Появляется в классе и Григорий Евгеньевич в овчинной безрукавке, по — домашнему. Он, смеясь, показывает желающим стакан с горчицей — нежданной и самой лучшей приправой для такого кушанья, как горячая картошка в мундире. Смотрите, и подсолнечное масло и горчица!.. Ну, спасибо, хозяюшка Татьяна Петровна, это ведь все твоих рук дело. За это можно ночлежникам и потерпеть немножко от тебя. Сердись, кричи себе на здоровье, сколько хочется, — все перенесут ребята, хоть в угол столбом к печке ставь, и там нынче тепло и весело.

Крутовские и сломлинские мальчишки и девчонки замечают у Григория Евгеньевича Олегову ковригу хлеба. От такой радостной неожиданности они даже повскакали за партами, чтобы лучше разглядеть каравай, какой он большой и белый, что ситный. Двухголовый от гордости и удовольствия засопел, потупился. Яшка отблагодарил его оплеухой.

— Петушков! — закричала Татьяна Петровна. — Это еще что такое? Всем сидеть за партами смирно!

— Да, да, ребятки, пожалуйста, вы мне обещали… самодисциплина до утра, — попросил Григорий Евгеньевич.

И все взяли себя, как положено, в ежовые рукавицы.

Ну, будет пир горой! Подсолнечное масло нальют в блюдца, как это делают иногда, в богатый час, дома, туда же бросят по щепотке соли.

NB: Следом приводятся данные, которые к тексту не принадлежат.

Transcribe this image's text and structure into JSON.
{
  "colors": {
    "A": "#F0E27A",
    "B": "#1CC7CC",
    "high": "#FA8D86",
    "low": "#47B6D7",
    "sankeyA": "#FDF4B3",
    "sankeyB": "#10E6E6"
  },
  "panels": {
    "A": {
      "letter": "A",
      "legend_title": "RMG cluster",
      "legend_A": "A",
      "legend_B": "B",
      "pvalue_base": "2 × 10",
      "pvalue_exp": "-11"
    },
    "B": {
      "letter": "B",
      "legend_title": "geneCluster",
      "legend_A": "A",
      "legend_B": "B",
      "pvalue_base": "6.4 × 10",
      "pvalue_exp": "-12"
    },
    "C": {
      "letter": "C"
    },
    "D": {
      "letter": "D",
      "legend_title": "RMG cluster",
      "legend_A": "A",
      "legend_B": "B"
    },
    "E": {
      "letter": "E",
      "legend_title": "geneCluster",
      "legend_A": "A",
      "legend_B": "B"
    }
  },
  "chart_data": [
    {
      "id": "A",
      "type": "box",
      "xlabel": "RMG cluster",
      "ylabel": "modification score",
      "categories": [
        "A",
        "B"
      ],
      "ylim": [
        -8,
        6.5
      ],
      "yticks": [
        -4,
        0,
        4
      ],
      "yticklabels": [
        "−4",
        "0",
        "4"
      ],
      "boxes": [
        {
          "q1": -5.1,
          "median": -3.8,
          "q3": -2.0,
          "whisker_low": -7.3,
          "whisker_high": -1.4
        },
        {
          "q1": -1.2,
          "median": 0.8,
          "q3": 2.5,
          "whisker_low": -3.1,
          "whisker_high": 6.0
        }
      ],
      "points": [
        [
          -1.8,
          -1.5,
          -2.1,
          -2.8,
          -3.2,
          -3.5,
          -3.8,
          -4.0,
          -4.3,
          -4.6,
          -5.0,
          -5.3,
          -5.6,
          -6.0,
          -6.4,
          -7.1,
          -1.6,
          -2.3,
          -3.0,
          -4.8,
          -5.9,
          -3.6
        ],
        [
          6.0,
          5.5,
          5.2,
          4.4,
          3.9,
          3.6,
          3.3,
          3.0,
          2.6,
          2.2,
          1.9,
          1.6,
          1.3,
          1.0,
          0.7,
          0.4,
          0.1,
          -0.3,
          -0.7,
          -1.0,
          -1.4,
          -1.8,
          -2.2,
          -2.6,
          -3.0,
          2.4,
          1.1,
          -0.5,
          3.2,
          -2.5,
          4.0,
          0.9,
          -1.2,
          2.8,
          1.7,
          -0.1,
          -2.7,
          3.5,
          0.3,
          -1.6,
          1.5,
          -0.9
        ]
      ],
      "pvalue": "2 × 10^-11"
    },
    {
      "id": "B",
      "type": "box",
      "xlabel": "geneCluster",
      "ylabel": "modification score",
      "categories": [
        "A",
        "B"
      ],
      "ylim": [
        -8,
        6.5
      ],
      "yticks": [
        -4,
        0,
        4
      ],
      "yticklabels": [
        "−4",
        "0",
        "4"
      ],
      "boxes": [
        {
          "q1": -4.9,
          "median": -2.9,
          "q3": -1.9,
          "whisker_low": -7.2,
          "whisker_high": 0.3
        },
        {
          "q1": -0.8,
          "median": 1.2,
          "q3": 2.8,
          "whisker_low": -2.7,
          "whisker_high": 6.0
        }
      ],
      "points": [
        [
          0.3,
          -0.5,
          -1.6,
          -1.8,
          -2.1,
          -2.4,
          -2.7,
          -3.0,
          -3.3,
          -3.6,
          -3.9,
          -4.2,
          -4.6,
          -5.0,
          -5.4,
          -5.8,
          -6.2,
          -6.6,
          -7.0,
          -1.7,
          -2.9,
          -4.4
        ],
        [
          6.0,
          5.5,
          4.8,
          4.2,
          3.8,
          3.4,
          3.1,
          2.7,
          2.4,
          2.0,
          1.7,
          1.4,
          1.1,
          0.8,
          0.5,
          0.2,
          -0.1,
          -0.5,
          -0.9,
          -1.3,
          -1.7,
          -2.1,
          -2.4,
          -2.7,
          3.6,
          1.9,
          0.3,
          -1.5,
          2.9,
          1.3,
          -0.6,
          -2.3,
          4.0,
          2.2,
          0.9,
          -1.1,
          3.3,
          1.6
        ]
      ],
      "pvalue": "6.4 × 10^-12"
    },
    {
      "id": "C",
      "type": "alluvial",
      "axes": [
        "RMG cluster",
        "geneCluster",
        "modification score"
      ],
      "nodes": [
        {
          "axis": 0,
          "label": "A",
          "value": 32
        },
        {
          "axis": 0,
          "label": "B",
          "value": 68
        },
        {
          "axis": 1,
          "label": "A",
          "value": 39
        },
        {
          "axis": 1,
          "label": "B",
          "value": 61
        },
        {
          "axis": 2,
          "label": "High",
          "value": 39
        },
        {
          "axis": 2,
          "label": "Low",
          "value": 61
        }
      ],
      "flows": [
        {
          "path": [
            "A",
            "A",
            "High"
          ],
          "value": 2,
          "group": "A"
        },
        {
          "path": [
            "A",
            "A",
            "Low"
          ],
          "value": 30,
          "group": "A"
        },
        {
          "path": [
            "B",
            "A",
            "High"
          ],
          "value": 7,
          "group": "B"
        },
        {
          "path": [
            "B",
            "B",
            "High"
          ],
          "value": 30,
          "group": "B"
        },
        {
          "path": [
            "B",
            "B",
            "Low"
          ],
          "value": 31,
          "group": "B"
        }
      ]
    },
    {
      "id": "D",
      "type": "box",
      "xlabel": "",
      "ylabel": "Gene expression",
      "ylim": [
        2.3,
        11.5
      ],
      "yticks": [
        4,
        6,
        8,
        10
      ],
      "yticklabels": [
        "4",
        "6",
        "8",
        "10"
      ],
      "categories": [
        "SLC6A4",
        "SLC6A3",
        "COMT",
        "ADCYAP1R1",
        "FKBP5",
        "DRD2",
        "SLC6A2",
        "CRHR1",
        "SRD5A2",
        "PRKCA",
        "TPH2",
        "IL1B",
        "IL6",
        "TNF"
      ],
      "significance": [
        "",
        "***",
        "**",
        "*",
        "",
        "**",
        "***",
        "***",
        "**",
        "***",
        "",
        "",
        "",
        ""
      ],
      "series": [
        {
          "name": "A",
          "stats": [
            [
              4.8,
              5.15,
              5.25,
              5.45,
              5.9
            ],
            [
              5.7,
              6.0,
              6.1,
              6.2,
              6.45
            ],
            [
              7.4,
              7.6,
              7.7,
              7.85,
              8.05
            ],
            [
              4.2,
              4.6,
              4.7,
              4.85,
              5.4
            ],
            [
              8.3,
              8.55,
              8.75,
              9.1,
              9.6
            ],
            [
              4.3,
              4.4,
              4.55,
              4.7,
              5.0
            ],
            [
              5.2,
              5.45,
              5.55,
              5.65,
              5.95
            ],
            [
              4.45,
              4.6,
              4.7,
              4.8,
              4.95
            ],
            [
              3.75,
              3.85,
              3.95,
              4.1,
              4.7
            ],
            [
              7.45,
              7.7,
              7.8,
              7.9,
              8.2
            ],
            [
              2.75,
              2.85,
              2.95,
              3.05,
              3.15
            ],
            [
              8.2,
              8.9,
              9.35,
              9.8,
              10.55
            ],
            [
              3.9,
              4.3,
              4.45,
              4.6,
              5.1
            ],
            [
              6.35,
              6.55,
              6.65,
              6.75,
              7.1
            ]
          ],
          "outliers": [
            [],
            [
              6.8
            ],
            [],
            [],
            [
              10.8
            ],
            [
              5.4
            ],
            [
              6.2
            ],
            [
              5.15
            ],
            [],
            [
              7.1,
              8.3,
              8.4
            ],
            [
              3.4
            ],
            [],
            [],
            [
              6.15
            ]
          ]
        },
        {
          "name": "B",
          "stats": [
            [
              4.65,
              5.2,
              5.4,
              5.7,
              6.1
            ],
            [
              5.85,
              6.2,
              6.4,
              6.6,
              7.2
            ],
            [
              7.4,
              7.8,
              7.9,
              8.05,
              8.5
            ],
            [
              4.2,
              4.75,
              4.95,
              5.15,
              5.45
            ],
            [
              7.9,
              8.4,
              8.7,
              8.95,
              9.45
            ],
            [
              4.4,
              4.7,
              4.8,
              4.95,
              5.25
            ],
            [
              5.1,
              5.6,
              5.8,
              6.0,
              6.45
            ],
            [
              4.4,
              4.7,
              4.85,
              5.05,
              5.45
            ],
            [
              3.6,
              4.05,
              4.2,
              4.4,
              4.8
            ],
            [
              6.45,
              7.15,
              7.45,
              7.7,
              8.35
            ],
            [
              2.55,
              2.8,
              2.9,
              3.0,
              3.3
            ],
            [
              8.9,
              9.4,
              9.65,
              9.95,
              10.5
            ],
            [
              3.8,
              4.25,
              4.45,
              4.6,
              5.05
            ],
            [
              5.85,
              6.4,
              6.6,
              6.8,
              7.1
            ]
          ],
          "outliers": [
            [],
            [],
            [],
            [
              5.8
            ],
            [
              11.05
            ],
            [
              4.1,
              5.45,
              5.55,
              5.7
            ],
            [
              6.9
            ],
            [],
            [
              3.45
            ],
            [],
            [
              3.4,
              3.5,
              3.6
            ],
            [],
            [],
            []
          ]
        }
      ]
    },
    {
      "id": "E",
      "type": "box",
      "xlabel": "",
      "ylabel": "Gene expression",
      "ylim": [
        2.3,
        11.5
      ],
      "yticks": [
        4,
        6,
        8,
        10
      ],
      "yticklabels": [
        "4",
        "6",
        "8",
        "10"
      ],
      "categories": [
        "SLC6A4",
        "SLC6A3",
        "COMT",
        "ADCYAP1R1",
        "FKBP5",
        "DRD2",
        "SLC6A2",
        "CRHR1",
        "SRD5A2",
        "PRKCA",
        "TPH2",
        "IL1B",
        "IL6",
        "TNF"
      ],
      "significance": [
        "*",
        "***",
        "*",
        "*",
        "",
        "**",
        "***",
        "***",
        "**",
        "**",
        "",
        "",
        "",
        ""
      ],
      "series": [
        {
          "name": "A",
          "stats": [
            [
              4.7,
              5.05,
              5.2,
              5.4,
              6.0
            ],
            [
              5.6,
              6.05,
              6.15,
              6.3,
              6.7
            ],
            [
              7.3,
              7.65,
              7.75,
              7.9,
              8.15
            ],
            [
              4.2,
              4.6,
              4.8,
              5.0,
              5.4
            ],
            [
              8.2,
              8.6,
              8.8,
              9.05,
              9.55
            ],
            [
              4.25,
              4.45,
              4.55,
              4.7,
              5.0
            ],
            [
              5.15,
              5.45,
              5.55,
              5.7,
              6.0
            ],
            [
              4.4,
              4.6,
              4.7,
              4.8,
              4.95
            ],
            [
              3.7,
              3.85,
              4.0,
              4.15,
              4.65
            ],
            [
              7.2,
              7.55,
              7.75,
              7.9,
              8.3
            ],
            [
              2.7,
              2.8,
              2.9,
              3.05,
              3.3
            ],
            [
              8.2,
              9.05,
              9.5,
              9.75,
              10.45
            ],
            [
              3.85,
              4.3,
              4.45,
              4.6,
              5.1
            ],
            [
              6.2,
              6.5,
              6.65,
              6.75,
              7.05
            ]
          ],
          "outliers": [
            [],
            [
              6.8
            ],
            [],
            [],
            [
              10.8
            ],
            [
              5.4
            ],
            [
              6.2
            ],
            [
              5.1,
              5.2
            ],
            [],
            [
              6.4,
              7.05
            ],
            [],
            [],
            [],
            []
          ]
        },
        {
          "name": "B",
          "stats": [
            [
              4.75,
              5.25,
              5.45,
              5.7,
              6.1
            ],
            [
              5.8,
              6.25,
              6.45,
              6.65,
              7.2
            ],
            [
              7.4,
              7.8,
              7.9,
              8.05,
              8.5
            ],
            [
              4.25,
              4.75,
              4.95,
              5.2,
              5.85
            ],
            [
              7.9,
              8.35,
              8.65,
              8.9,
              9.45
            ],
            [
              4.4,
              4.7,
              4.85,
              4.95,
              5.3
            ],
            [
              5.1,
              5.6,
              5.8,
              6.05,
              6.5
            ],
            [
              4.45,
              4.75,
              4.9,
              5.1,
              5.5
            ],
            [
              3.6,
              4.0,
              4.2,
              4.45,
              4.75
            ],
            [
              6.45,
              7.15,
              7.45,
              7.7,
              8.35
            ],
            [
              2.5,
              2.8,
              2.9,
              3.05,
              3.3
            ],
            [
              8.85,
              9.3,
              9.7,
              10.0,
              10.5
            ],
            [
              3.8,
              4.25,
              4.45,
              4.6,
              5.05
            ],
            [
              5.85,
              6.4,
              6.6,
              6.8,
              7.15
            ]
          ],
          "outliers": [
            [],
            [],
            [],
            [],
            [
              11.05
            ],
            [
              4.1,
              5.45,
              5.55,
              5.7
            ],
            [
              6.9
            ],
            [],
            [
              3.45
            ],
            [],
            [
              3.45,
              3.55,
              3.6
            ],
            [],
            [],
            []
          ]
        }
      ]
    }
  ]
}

Горчицу разведут — маслом отдельно, круто посолят. Горчица для мужиков, настоящих ее ценителей, падких на эту остро — горькую, забористую, как хрен, редкостную городскую приправу, — недаром ведь Колька Сморчок, известный мужик, понимающий толк в горчице, ест ее полными ложками.

Олегов дареный хлеб нарезан крупными ломтями и разложен по партам: каждому голодному рту — кусок. В чайных блюдцах полнехонько налито подсолнечного масла. Оно такое светлое, запашистое, что жалко до него дотрагиваться. И картошка в чугуне дымит горячим паром, розовая и желтая, будто крашенные в пасху яйца, да еще с заветными трещинками и подгорелыми бочками.

Остается, не торопясь, торжественно, после многих приглашений, как в Тихвинскую за праздничным столом, протянуть к чугуну сытую руку и осторожно, тремя пальчиками взять самую плохонькую картошину, малую, с корявинками. А хозяева, заметив, остановят тебя, подсунут, спасибо, самую большую, разваристо — сахарную. Отказываться нельзя, надо говорить: «Много благодарны, сами кушайте». И, обжигаясь, катая в ладонях подарок, торопливо, изо всей мочи — моченьки дуя на него, очистить поскорей, пока жар не прохватил до мяса пальцы. Затем медленно, будто нехотя, обмакнуть чищеную, дышащую паром и еще бог знает чем рассыпчатую благодать в масло и горчицу с солью и помаленьку, церемонясь, сдерживая нетерпение, уступая настойчивым просьбам, по четвертинке отправлять благородно в рот, глотать эту царскую еду и приятно чувствовать, как захватывает дух и выступают слезы…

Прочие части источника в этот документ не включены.